Contenders for best revival of a play include August Wilson’s “The Piano Lesson,” Henrik Ibsen’s “A Doll’s House,” Lorraine Hansberry’s “The Sign in Sydney Preston’s Window” and Suzanne-Lori Parks’ “Topdog/Underdog.”
The acting categories also offer some intriguing matchups: Jessica Chastain, nominated for best actress in a drama for her portrayal of Nora Helmer in “A Doll’s House,” faces debutant Jodie Comer as a London barrister. Susie Miller’s shock at her “first look”. Jessica Hecht in David Auburn’s “Summer, 1976” and Audra McDonald in Adrienne Kennedy’s “Ohio State Murders” are other strong actresses vying for the honor.

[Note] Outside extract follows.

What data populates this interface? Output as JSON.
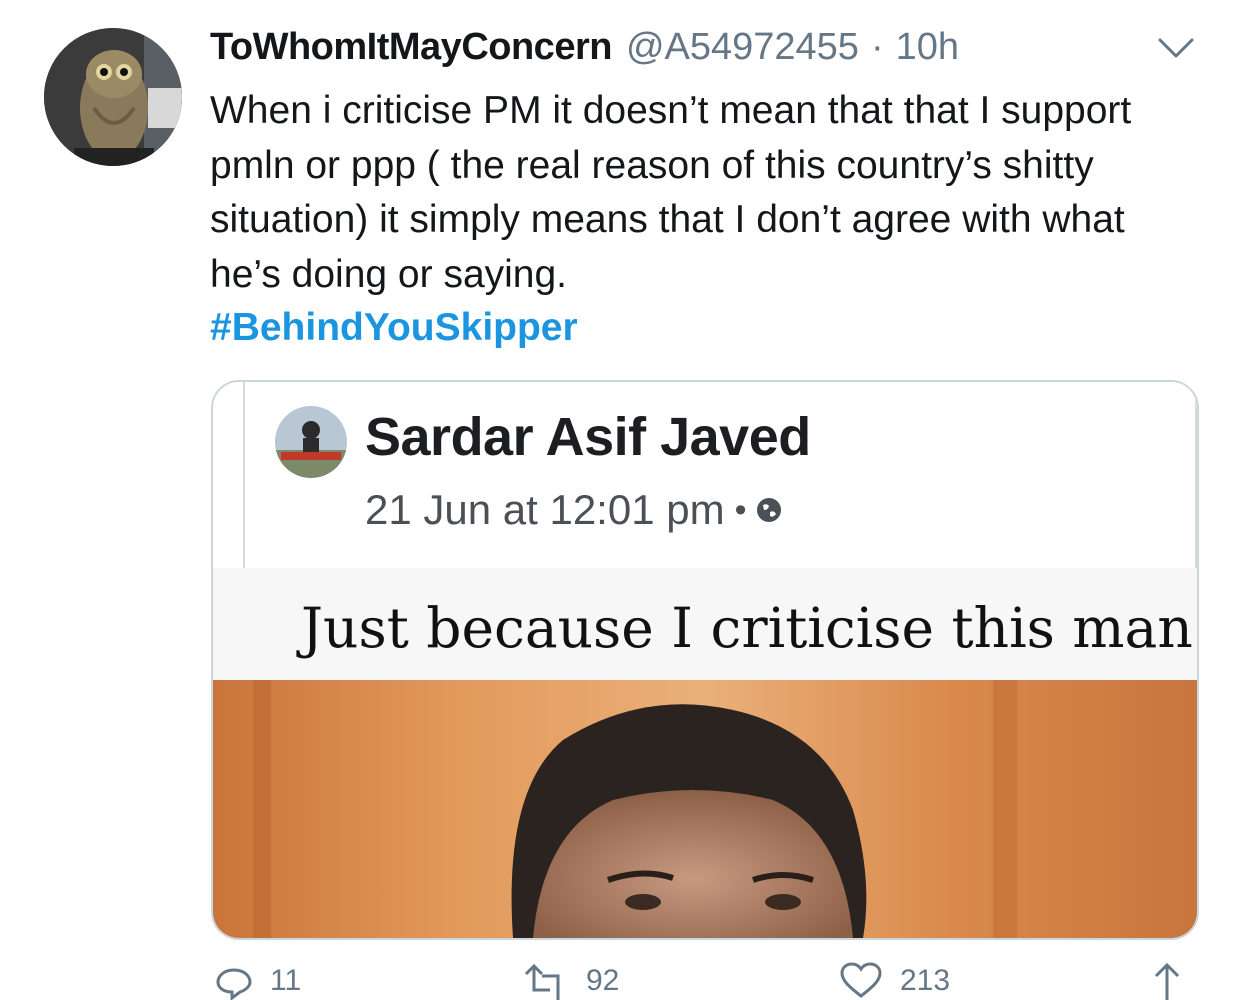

About 40 Tony nominators, representing a cross-section of theater disciplines, watch each show and vote for nominees in each category. Winners are chosen by a large group of Tony voters, numbering somewhere around 700. Tony rules allow flexibility in the number of nominees in each category; This year they went from four nominees for Best Actress in a Drama to seven for Best Lighting Design in a Drama.

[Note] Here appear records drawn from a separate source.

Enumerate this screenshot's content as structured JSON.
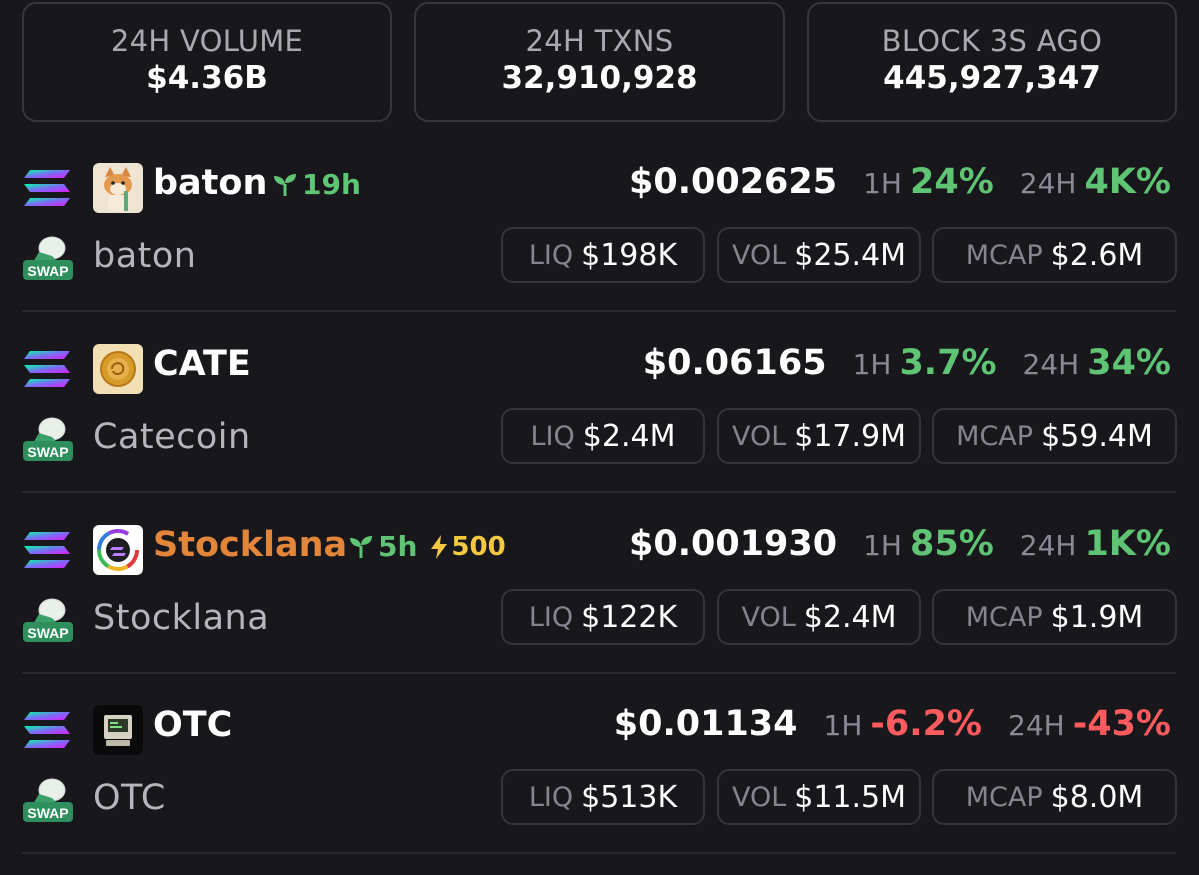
{
  "stats": {
    "volume": {
      "label": "24H VOLUME",
      "value": "$4.36B"
    },
    "txns": {
      "label": "24H TXNS",
      "value": "32,910,928"
    },
    "block": {
      "label": "BLOCK 3S AGO",
      "value": "445,927,347"
    }
  },
  "labels": {
    "h1": "1H",
    "h24": "24H",
    "liq": "LIQ",
    "vol": "VOL",
    "mcap": "MCAP",
    "swap": "SWAP"
  },
  "colors": {
    "up": "#5fc574",
    "down": "#ff5b5f",
    "boost": "#f5c842",
    "highlight_symbol": "#e3863a"
  },
  "tokens": [
    {
      "symbol": "baton",
      "name": "baton",
      "age": "19h",
      "price": "$0.002625",
      "change_1h": "24%",
      "change_24h": "4K%",
      "liq": "$198K",
      "vol": "$25.4M",
      "mcap": "$2.6M",
      "logo_icon": "shiba-dog-icon"
    },
    {
      "symbol": "CATE",
      "name": "Catecoin",
      "price": "$0.06165",
      "change_1h": "3.7%",
      "change_24h": "34%",
      "liq": "$2.4M",
      "vol": "$17.9M",
      "mcap": "$59.4M",
      "logo_icon": "gold-coin-icon"
    },
    {
      "symbol": "Stocklana",
      "name": "Stocklana",
      "age": "5h",
      "boost": "500",
      "price": "$0.001930",
      "change_1h": "85%",
      "change_24h": "1K%",
      "liq": "$122K",
      "vol": "$2.4M",
      "mcap": "$1.9M",
      "logo_icon": "rainbow-ring-icon"
    },
    {
      "symbol": "OTC",
      "name": "OTC",
      "price": "$0.01134",
      "change_1h": "-6.2%",
      "change_24h": "-43%",
      "liq": "$513K",
      "vol": "$11.5M",
      "mcap": "$8.0M",
      "logo_icon": "retro-computer-icon"
    }
  ]
}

Of particular note are “Topdog/Underdog” actors Yahya Abdul-Madeen II and Corey Hawkins, both up for Best Actor in a Drama. Stephen McKinley Henderson was singled out for his powerful work in “Between Riverside and Crazy”; Also in the running are Sean Hayes, who played Oscar Levant in “Good Night, Oscar,” and Wendell Pierce in the revival of “Death of a Salesman.”

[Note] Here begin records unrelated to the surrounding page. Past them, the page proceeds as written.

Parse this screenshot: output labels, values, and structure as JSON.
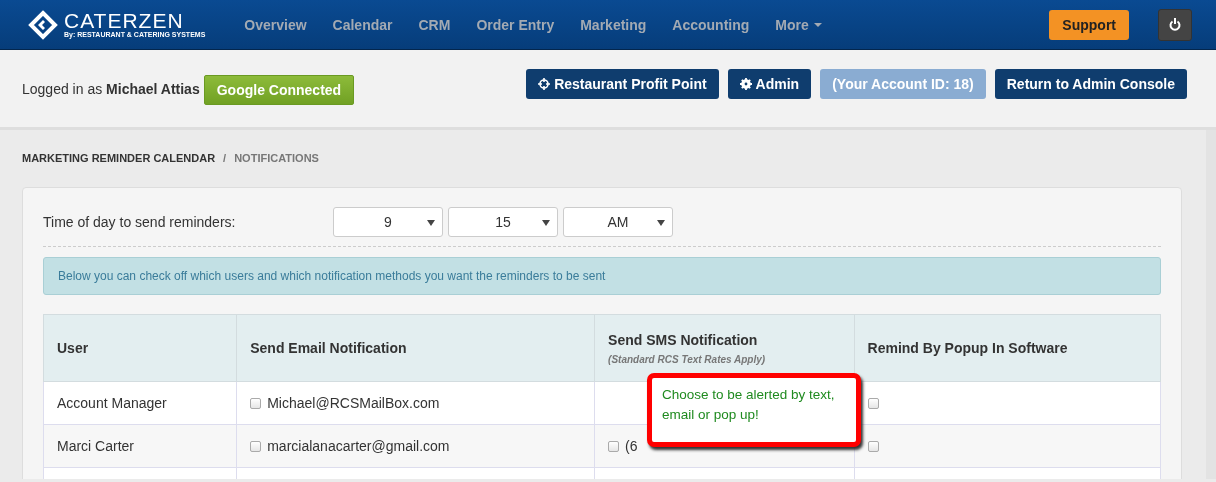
{
  "header": {
    "logo": {
      "name": "CATERZEN",
      "tagline": "By: RESTAURANT & CATERING SYSTEMS"
    },
    "nav": [
      {
        "label": "Overview"
      },
      {
        "label": "Calendar"
      },
      {
        "label": "CRM"
      },
      {
        "label": "Order Entry"
      },
      {
        "label": "Marketing"
      },
      {
        "label": "Accounting"
      },
      {
        "label": "More",
        "dropdown": true
      }
    ],
    "support_button": "Support"
  },
  "user_bar": {
    "logged_in_prefix": "Logged in as",
    "user_name": "Michael Attias",
    "google_button": "Google Connected",
    "buttons": [
      {
        "label": "Restaurant Profit Point",
        "disabled": false
      },
      {
        "label": "Admin",
        "disabled": false
      },
      {
        "label": "(Your Account ID: 18)",
        "disabled": true
      },
      {
        "label": "Return to Admin Console",
        "disabled": false
      }
    ]
  },
  "breadcrumb": {
    "separator": "/",
    "items": [
      {
        "label": "MARKETING REMINDER CALENDAR",
        "current": false
      },
      {
        "label": "NOTIFICATIONS",
        "current": true
      }
    ]
  },
  "time_setting": {
    "label": "Time of day to send reminders:",
    "selects": [
      {
        "value": "9"
      },
      {
        "value": "15"
      },
      {
        "value": "AM"
      }
    ]
  },
  "info_message": "Below you can check off which users and which notification methods you want the reminders to be sent",
  "table": {
    "columns": [
      {
        "title": "User"
      },
      {
        "title": "Send Email Notification"
      },
      {
        "title": "Send SMS Notification",
        "note": "(Standard RCS Text Rates Apply)"
      },
      {
        "title": "Remind By Popup In Software"
      }
    ],
    "rows": [
      {
        "user": "Account Manager",
        "email": {
          "checked": false,
          "text": "Michael@RCSMailBox.com"
        },
        "popup": {
          "checked": false
        }
      },
      {
        "user": "Marci Carter",
        "email": {
          "checked": false,
          "text": "marcialanacarter@gmail.com"
        },
        "sms": {
          "checked": false,
          "text": "(6"
        },
        "popup": {
          "checked": false
        }
      }
    ]
  },
  "callout": "Choose to be alerted by text, email or pop up!"
}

Some other notable nominations in the acting categories: Victoria Clark, Justin Cooley and Bonnie Milligan, for outstanding performances in “Kimberly Akimbo”; In the revival of “Sweeney Todd” Sweeney Todd and Mrs. J. Harrison Nye and Christian Borle are up against each other for best actor in a musical for “Some Like It Hot” and Alex Newell and Kevin Cahoon are both nominated for best supporting actor in a musical for their priceless turns in “Shucked.”
While the accumulation of nominations gives some shows important bragging rights, musicals always top the charts because they qualify in more categories than plays, such as orchestrations, score and book. So Tuesday’s most-named headlines were all productions with songs: “& Juliet,” a pop riff on “Romeo and Juliet” that earned nine nods, as well as the touristy “New York, New York” and “Shucked,” a cheeky musical comedy set in rural America. Next at eight each are director Thomas Gayle’s “Sweeney Todd” and “Kimberly Akimbo,” about a New Jersey teenager who contracts a disease that causes her to age four times as fast as normal.
Tony Awards June 11 will air in two parts: The 90-minute preshow, including the first round of awards, will air on Pluto TV from 6:30pm to 8pm ET. This leads to the full telecast on CBS and Paramount Plus at 8 p.m.